Taiwan yesterday lifted an entry ban on migrant workers from Vietnam and the Philippines, in addition to those already permitted from Indonesia and Thailand, but employers are required to follow a considerable number of revised COVID-19 control measures, the Ministry of Labor said.
Under the new rules, arriving migrant workers can stay in quarantine hotels instead of government quarantine facilities.
Employers must cover the accommodation costs of the 14-day compulsory quarantine and seven-day self-health management that migrant workers must undergo upon arrival, the ministry said.
Photo: Yao Kai-shiou, Liberty Times
However, for migrant workers employed in social welfare, government subsidies to the employers would cover 50 percent of the accommodation costs, at a cap of NT$1,250 per worker per day.
While the government would pay for polymerase chain reaction (PCR) testing upon the completion of quarantine, employers would need to pay for transportation and field costs incurred by medical personnel dispatched to quarantine hotels, the ministry said.
The employers and migrant workers must practice disease prevention and control measures.
Under the new rules, migrant workers must be fully vaccinated before being approved to enter Taiwan.
Employers must notify the local government in whose jurisdiction the quarantine hotel is located.
Before going to their workplace, migrant workers must undergo the quarantine and self-health management in the same quarantine hotel.
Upon arrival at the airport, migrant workers must take a PCR test. They are to receive a free COVID-19 rapid test kit before leaving for the quarantine hotel.

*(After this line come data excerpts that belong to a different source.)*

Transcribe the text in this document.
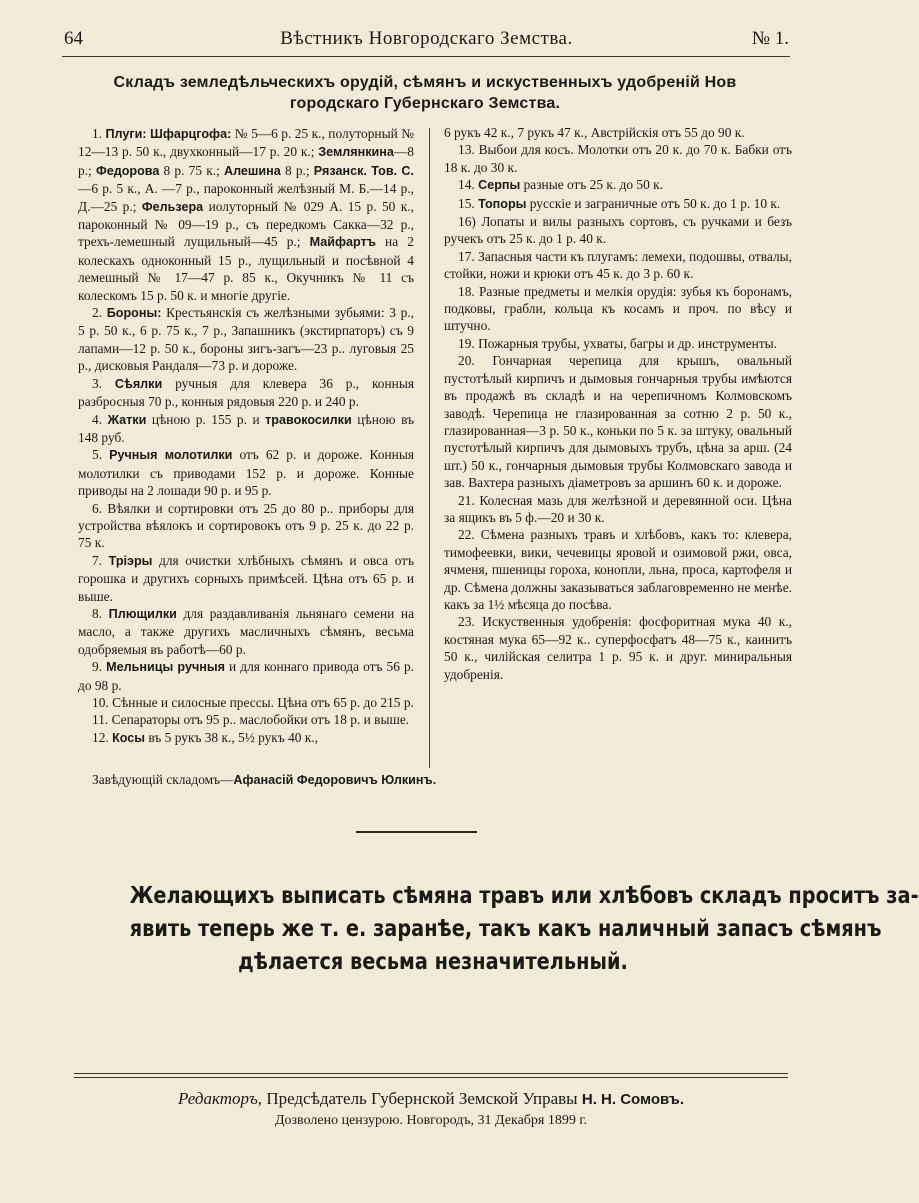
64	Вѣстникъ Новгородскаго Земства.	№ 1.
Складъ земледѣльческихъ орудій, сѣмянъ и искуственныхъ удобреній Нов
городскаго Губернскаго Земства.

1. Плуги: Шфарцгофа: № 5—6 р. 25 к., полуторный № 12—13 р. 50 к., двухконный—17 р. 20 к.; Землянкина—8 р.; Федорова 8 р. 75 к.; Алешина 8 р.; Рязанск. Тов. С.—6 р. 5 к., А. —7 р., пароконный желѣзный М. Б.—14 р., Д.—25 р.; Фельзера иолуторный № 029 А. 15 р. 50 к., пароконный № 09—19 р., съ передкомъ Сакка—32 р., трехъ-лемешный лущильный—45 р.; Майфартъ на 2 колескахъ одноконный 15 р., лущильный и посѣвной 4 лемешный № 17—47 р. 85 к., Окучникъ № 11 съ колескомъ 15 р. 50 к. и многіе другіе.

2. Бороны: Крестьянскія съ желѣзными зубьями: 3 р., 5 р. 50 к., 6 р. 75 к., 7 р., Запашникъ (экстирпаторъ) съ 9 лапами—12 р. 50 к., бороны зигъ-загъ—23 р.. луговыя 25 р., дисковыя Рандаля—73 р. и дороже.

3. Сѣялки ручныя для клевера 36 р., конныя разбросныя 70 р., конныя рядовыя 220 р. и 240 р.

4. Жатки цѣною р. 155 р. и травокосилки цѣною въ 148 руб.

5. Ручныя молотилки отъ 62 р. и дороже. Конныя молотилки съ приводами 152 р. и дороже. Конные приводы на 2 лошади 90 р. и 95 р.

6. Вѣялки и сортировки отъ 25 до 80 р.. приборы для устройства вѣялокъ и сортировокъ отъ 9 р. 25 к. до 22 р. 75 к.

7. Тріэры для очистки хлѣбныхъ сѣмянъ и овса отъ горошка и другихъ сорныхъ примѣсей. Цѣна отъ 65 р. и выше.

8. Плющилки для раздавливанія льнянаго семени на масло, а также другихъ масличныхъ сѣмянъ, весьма одобряемыя въ работѣ—60 р.

9. Мельницы ручныя и для коннаго привода отъ 56 р. до 98 р.

10. Сѣнные и силосные прессы. Цѣна отъ 65 р. до 215 р.

11. Сепараторы отъ 95 р.. маслобойки отъ 18 р. и выше.

12. Косы въ 5 рукъ 38 к., 5½ рукъ 40 к.,

6 рукъ 42 к., 7 рукъ 47 к., Австрійскія отъ 55 до 90 к.

13. Выбои для косъ. Молотки отъ 20 к. до 70 к. Бабки отъ 18 к. до 30 к.

14. Серпы разные отъ 25 к. до 50 к.

15. Топоры русскіе и заграничные отъ 50 к. до 1 р. 10 к.

16) Лопаты и вилы разныхъ сортовъ, съ ручками и безъ ручекъ отъ 25 к. до 1 р. 40 к.

17. Запасныя части къ плугамъ: лемехи, подошвы, отвалы, стойки, ножи и крюки отъ 45 к. до 3 р. 60 к.

18. Разные предметы и мелкія орудія: зубья къ боронамъ, подковы, грабли, кольца къ косамъ и проч. по вѣсу и штучно.

19. Пожарныя трубы, ухваты, багры и др. инструменты.

20. Гончарная черепица для крышъ, овальный пустотѣлый кирпичъ и дымовыя гончарныя трубы имѣются въ продажѣ въ складѣ и на черепичномъ Колмовскомъ заводѣ. Черепица не глазированная за сотню 2 р. 50 к., глазированная—3 р. 50 к., коньки по 5 к. за штуку, овальный пустотѣлый кирпичъ для дымовыхъ трубъ, цѣна за арш. (24 шт.) 50 к., гончарныя дымовыя трубы Колмовскаго завода и зав. Вахтера разныхъ діаметровъ за аршинъ 60 к. и дороже.

21. Колесная мазь для желѣзной и деревянной оси. Цѣна за ящикъ въ 5 ф.—20 и 30 к.

22. Сѣмена разныхъ травъ и хлѣбовъ, какъ то: клевера, тимофеевки, вики, чечевицы яровой и озимовой ржи, овса, ячменя, пшеницы гороха, конопли, льна, проса, картофеля и др. Сѣмена должны заказываться заблаговременно не менѣе. какъ за 1½ мѣсяца до посѣва.

23. Искуственныя удобренія: фосфоритная мука 40 к., костяная мука 65—92 к.. суперфосфатъ 48—75 к., каинитъ 50 к., чилійская селитра 1 р. 95 к. и друг. миниральныя удобренія.

Завѣдующій складомъ—Афанасій Федоровичъ Юлкинъ.
Желающихъ выписать сѣмяна травъ или хлѣбовъ складъ проситъ за-
явить теперь же т. е. заранѣе, такъ какъ наличный запасъ сѣмянъ
дѣлается весьма незначительный.
Редакторъ, Предсѣдатель Губернской Земской Управы Н. Н. Сомовъ.
Дозволено цензурою. Новгородъ, 31 Декабря 1899 г.
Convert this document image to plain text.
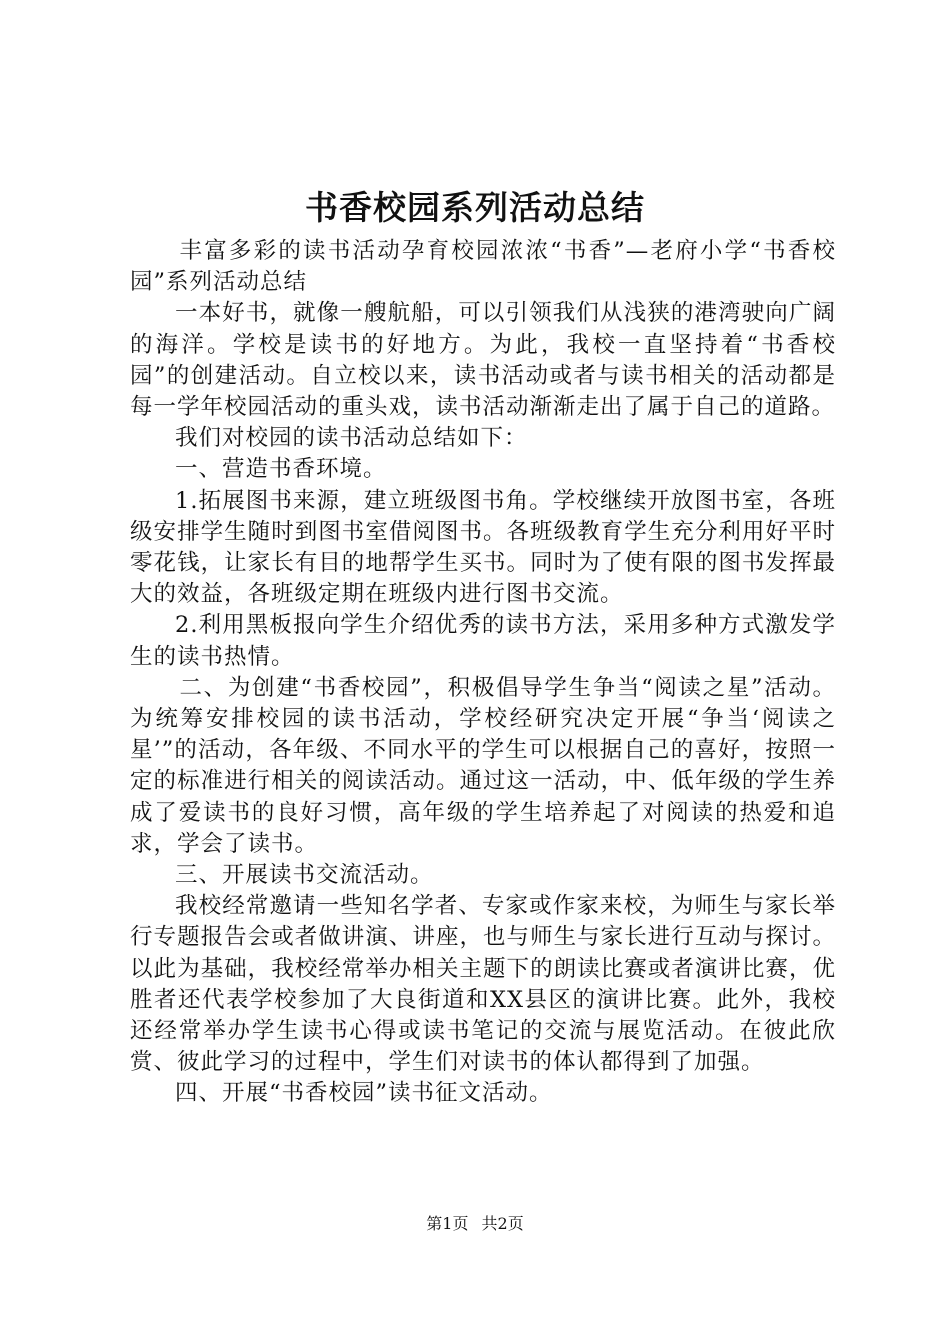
书香校园系列活动总结

丰富多彩的读书活动孕育校园浓浓“书香”—老府小学“书香校园”系列活动总结

一本好书，就像一艘航船，可以引领我们从浅狭的港湾驶向广阔的海洋。学校是读书的好地方。为此，我校一直坚持着“书香校园”的创建活动。自立校以来，读书活动或者与读书相关的活动都是每一学年校园活动的重头戏，读书活动渐渐走出了属于自己的道路。

我们对校园的读书活动总结如下：

一、营造书香环境。

1.拓展图书来源，建立班级图书角。学校继续开放图书室，各班级安排学生随时到图书室借阅图书。各班级教育学生充分利用好平时零花钱，让家长有目的地帮学生买书。同时为了使有限的图书发挥最大的效益，各班级定期在班级内进行图书交流。

2.利用黑板报向学生介绍优秀的读书方法，采用多种方式激发学生的读书热情。

二、为创建“书香校园”，积极倡导学生争当“阅读之星”活动。为统筹安排校园的读书活动，学校经研究决定开展“争当‘阅读之星’”的活动，各年级、不同水平的学生可以根据自己的喜好，按照一定的标准进行相关的阅读活动。通过这一活动，中、低年级的学生养成了爱读书的良好习惯，高年级的学生培养起了对阅读的热爱和追求，学会了读书。

三、开展读书交流活动。

我校经常邀请一些知名学者、专家或作家来校，为师生与家长举行专题报告会或者做讲演、讲座，也与师生与家长进行互动与探讨。以此为基础，我校经常举办相关主题下的朗读比赛或者演讲比赛，优胜者还代表学校参加了大良街道和XX县区的演讲比赛。此外，我校还经常举办学生读书心得或读书笔记的交流与展览活动。在彼此欣赏、彼此学习的过程中，学生们对读书的体认都得到了加强。

四、开展“书香校园”读书征文活动。

第1页 共2页
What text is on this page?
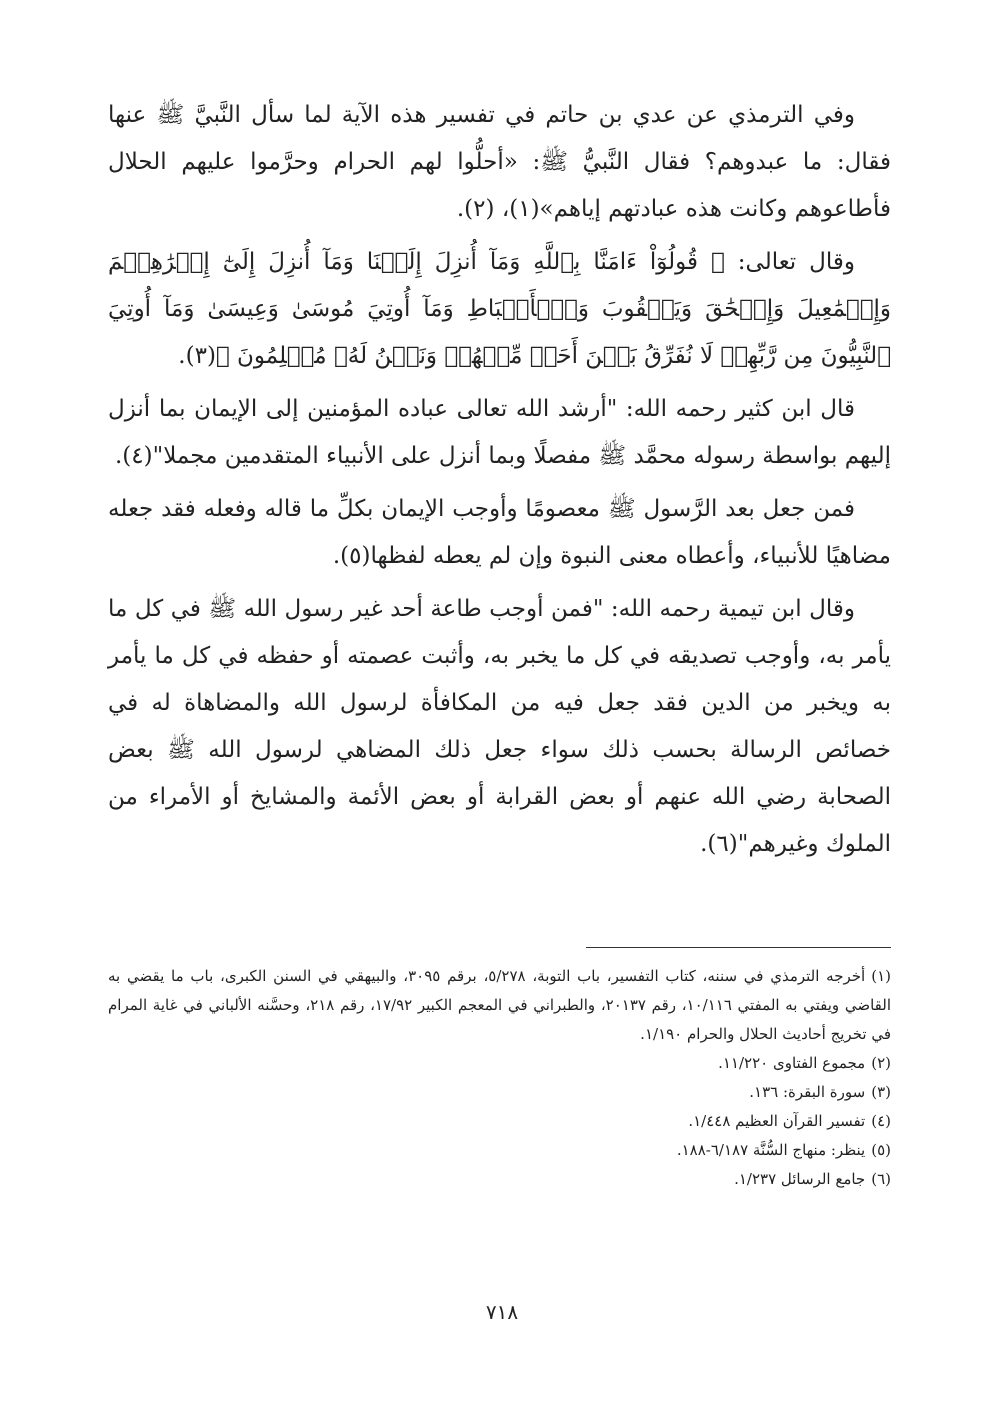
وفي الترمذي عن عدي بن حاتم في تفسير هذه الآية لما سأل النَّبيَّ ﷺ عنها فقال: ما عبدوهم؟ فقال النَّبيُّ ﷺ: «أحلُّوا لهم الحرام وحرَّموا عليهم الحلال فأطاعوهم وكانت هذه عبادتهم إياهم»(١)، (٢).

وقال تعالى: ﴿ قُولُوٓاْ ءَامَنَّا بِٱللَّهِ وَمَآ أُنزِلَ إِلَيۡنَا وَمَآ أُنزِلَ إِلَىٰٓ إِبۡرَٰهِـۧمَ وَإِسۡمَٰعِيلَ وَإِسۡحَٰقَ وَيَعۡقُوبَ وَٱلۡأَسۡبَاطِ وَمَآ أُوتِيَ مُوسَىٰ وَعِيسَىٰ وَمَآ أُوتِيَ ٱلنَّبِيُّونَ مِن رَّبِّهِمۡ لَا نُفَرِّقُ بَيۡنَ أَحَدٖ مِّنۡهُمۡ وَنَحۡنُ لَهُۥ مُسۡلِمُونَ ﴾(٣).

قال ابن كثير رحمه الله: "أرشد الله تعالى عباده المؤمنين إلى الإيمان بما أنزل إليهم بواسطة رسوله محمَّد ﷺ مفصلًا وبما أنزل على الأنبياء المتقدمين مجملا"(٤).

فمن جعل بعد الرَّسول ﷺ معصومًا وأوجب الإيمان بكلِّ ما قاله وفعله فقد جعله مضاهيًا للأنبياء، وأعطاه معنى النبوة وإن لم يعطه لفظها(٥).

وقال ابن تيمية رحمه الله: "فمن أوجب طاعة أحد غير رسول الله ﷺ في كل ما يأمر به، وأوجب تصديقه في كل ما يخبر به، وأثبت عصمته أو حفظه في كل ما يأمر به ويخبر من الدين فقد جعل فيه من المكافأة لرسول الله والمضاهاة له في خصائص الرسالة بحسب ذلك سواء جعل ذلك المضاهي لرسول الله ﷺ بعض الصحابة رضي الله عنهم أو بعض القرابة أو بعض الأئمة والمشايخ أو الأمراء من الملوك وغيرهم"(٦).

(١)أخرجه الترمذي في سننه، كتاب التفسير، باب التوبة، ٥/٢٧٨، برقم ٣٠٩٥، والبيهقي في السنن الكبرى، باب ما يقضي به القاضي ويفتي به المفتي ١٠/١١٦، رقم ٢٠١٣٧، والطبراني في المعجم الكبير ١٧/٩٢، رقم ٢١٨، وحسَّنه الألباني في غاية المرام في تخريج أحاديث الحلال والحرام ١/١٩٠.

(٢)مجموع الفتاوى ١١/٢٢٠.

(٣)سورة البقرة: ١٣٦.

(٤)تفسير القرآن العظيم ١/٤٤٨.

(٥)ينظر: منهاج السُّنَّة ٦/١٨٧-١٨٨.

(٦)جامع الرسائل ١/٢٣٧.

٧١٨
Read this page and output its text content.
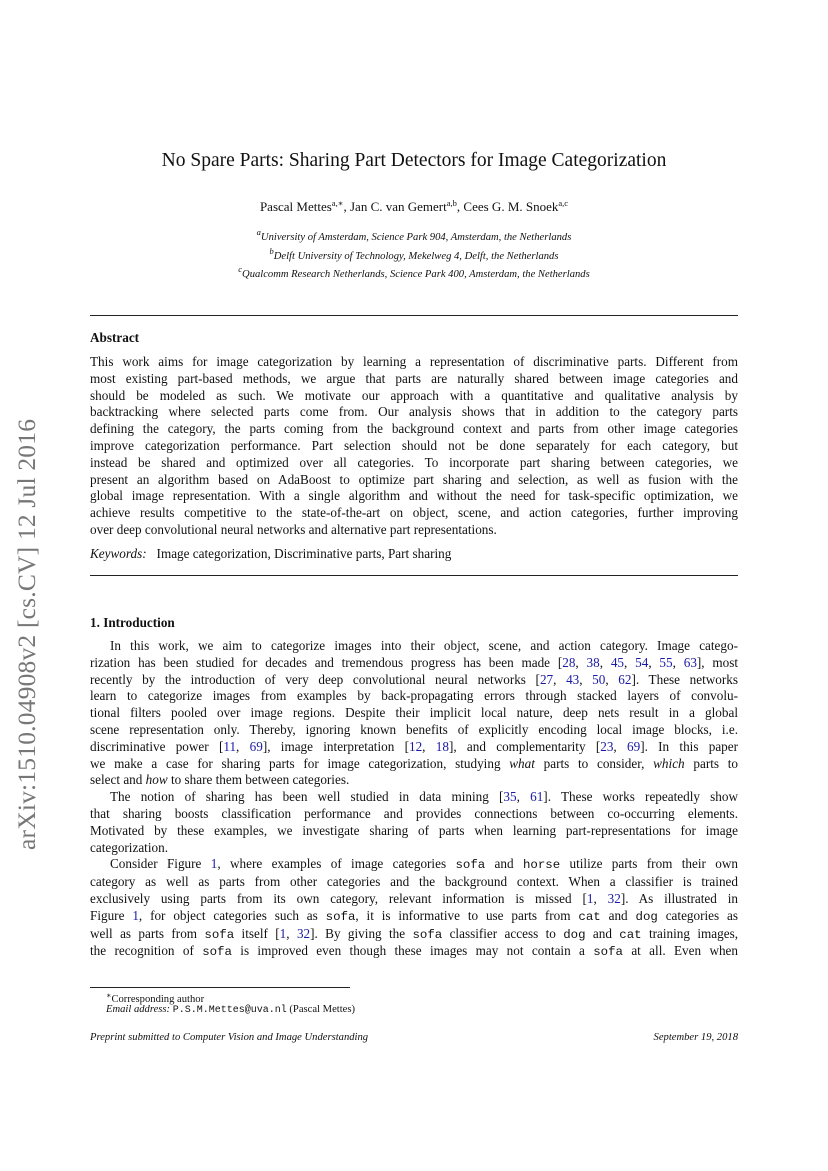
arXiv:1510.04908v2 [cs.CV] 12 Jul 2016
No Spare Parts: Sharing Part Detectors for Image Categorization
Pascal Mettes$^{a,∗}$, Jan C. van Gemert$^{a,b}$, Cees G. M. Snoek$^{a,c}$
$^a$University of Amsterdam, Science Park 904, Amsterdam, the Netherlands
$^b$Delft University of Technology, Mekelweg 4, Delft, the Netherlands
$^c$Qualcomm Research Netherlands, Science Park 400, Amsterdam, the Netherlands
Abstract
This work aims for image categorization by learning a representation of discriminative parts. Different from
most existing part-based methods, we argue that parts are naturally shared between image categories and
should be modeled as such. We motivate our approach with a quantitative and qualitative analysis by
backtracking where selected parts come from. Our analysis shows that in addition to the category parts
defining the category, the parts coming from the background context and parts from other image categories
improve categorization performance. Part selection should not be done separately for each category, but
instead be shared and optimized over all categories. To incorporate part sharing between categories, we
present an algorithm based on AdaBoost to optimize part sharing and selection, as well as fusion with the
global image representation. With a single algorithm and without the need for task-specific optimization, we
achieve results competitive to the state-of-the-art on object, scene, and action categories, further improving
over deep convolutional neural networks and alternative part representations.
Keywords: Image categorization, Discriminative parts, Part sharing
1. Introduction
In this work, we aim to categorize images into their object, scene, and action category. Image catego-
rization has been studied for decades and tremendous progress has been made [28, 38, 45, 54, 55, 63], most
recently by the introduction of very deep convolutional neural networks [27, 43, 50, 62]. These networks
learn to categorize images from examples by back-propagating errors through stacked layers of convolu-
tional filters pooled over image regions. Despite their implicit local nature, deep nets result in a global
scene representation only. Thereby, ignoring known benefits of explicitly encoding local image blocks, i.e.
discriminative power [11, 69], image interpretation [12, 18], and complementarity [23, 69]. In this paper
we make a case for sharing parts for image categorization, studying what parts to consider, which parts to
select and how to share them between categories.
The notion of sharing has been well studied in data mining [35, 61]. These works repeatedly show
that sharing boosts classification performance and provides connections between co-occurring elements.
Motivated by these examples, we investigate sharing of parts when learning part-representations for image
categorization.
Consider Figure 1, where examples of image categories sofa and horse utilize parts from their own
category as well as parts from other categories and the background context. When a classifier is trained
exclusively using parts from its own category, relevant information is missed [1, 32]. As illustrated in
Figure 1, for object categories such as sofa, it is informative to use parts from cat and dog categories as
well as parts from sofa itself [1, 32]. By giving the sofa classifier access to dog and cat training images,
the recognition of sofa is improved even though these images may not contain a sofa at all. Even when
∗Corresponding author
Email address: P.S.M.Mettes@uva.nl (Pascal Mettes)
Preprint submitted to Computer Vision and Image Understanding	September 19, 2018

Between the quarantine and self-health management, the migrant workers must take a PCR test and they must take a rapid COVID-19 test before leaving the quarantine hotel, at the end of self-health management. The employer must confirm the test results and upload the data to the ministry’s Entry and Departure of the Foreign Labor Airport Care Service Web site.
Employers must register migrant workers on the Web site and enter details such as their nationality, date of entry, flight number and the person picking them up at the airport, the ministry said.
Migrant workers would be approved for entry three to 30 days after being registered on the Web site, it said, adding that the quarantine hotel, vaccination certificate, COVID-19 insurance documentation and PCR test results would also need to be uploaded.
Taiwan in May last year banned the entry of all foreign nationals without residency — including migrant workers — following a local COVID-19 outbreak.
Late last year, the government allowed the entry of migrant workers from Indonesia and Thailand.